Navigation Vision-Langage hors ligne avec localisation géométrique d'objectif pour environnements extérieurs

Une équipe de chercheurs présente Edge-BehAV, un système de navigation robotique piloté par instructions en langage naturel capable de fonctionner entièrement en embarqué, sans aucune connexion au cloud. Décrit dans un article arXiv (2607.22226v1), le travail apporte trois contributions concrètes. D'abord, un benchmark systématique comparant 17 modèles de langage compacts (SLM) déployables en embarqué à 4 API en ligne, évalués sur la précision et la latence de décomposition d'instructions de navigation, sur trois plateformes de calcul différentes. Ensuite, un cadre hybride de localisation d'objectif combinant détection d'objets en vocabulaire ouvert, segmentation guidée par prompt et géométrie LiDAR pour estimer des positions métriques précises. Enfin, l'intégration de ces briques dans Edge-BehAV, une extension entièrement embarquée de l'architecture BehAV. Résultats chiffrés : le meilleur SLM égale la performance de la meilleure API cloud pour la décomposition d'instructions, tout en tournant environ 9 fois plus vite et sans réseau. Le module de localisation géométrique réduit l'erreur moyenne de distance à l'objectif de 2,05 mètres à 0,20 mètre, pour un coût de calcul moindre. Le système complet réussit 31 essais sur 32 lors de tests en boucle fermée en extérieur. L'intérêt principal tient à l'indépendance vis-à-vis du cloud, un verrou concret pour tout déploiement en zone sans connectivité fiable (agriculture, défense, inspection d'infrastructures isolées). Le résultat contredit l'idée reçue selon laquelle seuls les gros modèles cloud garantiraient une compréhension sémantique fiable pour la navigation : ici, un petit modèle embarqué atteint une parité de performance sur une tâche ciblée.
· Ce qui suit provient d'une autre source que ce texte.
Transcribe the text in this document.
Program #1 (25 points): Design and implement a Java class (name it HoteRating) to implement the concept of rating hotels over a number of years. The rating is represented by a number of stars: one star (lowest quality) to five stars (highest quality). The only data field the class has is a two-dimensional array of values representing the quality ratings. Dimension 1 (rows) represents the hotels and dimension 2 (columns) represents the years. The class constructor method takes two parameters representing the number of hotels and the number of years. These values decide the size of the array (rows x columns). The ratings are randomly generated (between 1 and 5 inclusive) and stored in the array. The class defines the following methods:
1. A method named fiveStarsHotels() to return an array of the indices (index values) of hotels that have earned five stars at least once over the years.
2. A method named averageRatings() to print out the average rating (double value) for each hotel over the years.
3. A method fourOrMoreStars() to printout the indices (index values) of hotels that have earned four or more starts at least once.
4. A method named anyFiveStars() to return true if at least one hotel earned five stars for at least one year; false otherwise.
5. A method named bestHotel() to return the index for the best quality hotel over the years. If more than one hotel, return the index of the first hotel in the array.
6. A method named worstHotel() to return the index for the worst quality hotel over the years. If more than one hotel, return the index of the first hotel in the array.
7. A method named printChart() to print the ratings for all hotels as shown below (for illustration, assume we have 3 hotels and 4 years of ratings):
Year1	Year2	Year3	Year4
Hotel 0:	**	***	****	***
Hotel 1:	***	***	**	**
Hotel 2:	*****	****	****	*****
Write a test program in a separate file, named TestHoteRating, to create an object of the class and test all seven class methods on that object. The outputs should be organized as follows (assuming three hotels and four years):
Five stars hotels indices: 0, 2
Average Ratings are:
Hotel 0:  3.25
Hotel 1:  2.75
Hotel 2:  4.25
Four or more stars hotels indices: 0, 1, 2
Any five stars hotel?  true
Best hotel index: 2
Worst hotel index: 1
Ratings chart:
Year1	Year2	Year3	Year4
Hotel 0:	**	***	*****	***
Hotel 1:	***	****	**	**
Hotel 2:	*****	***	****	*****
Le taux de réussite de 31/32 en conditions réelles suggère un rétrécissement de l'écart simulation-réel typique des systèmes VLN, même si l'échantillon reste modeste et mériterait confirmation sur davantage d'essais et d'environnements. Ce travail prolonge l'architecture existante BehAV plutôt que de repartir de zéro, en y ajoutant la brique d'autonomie complète. Il se positionne à côté des modèles vision-langage-action orientés manipulation (Pi-0, GR00T N2, Helix), mais sur un terrain différent, celui de la navigation extérieure pour robots mobiles. Il s'agit à ce stade d'une recherche académique validée en essais contrôlés, pas d'un produit commercial ; les suites attendues portent sur l'élargissement des tests à d'autres plateformes et environnements.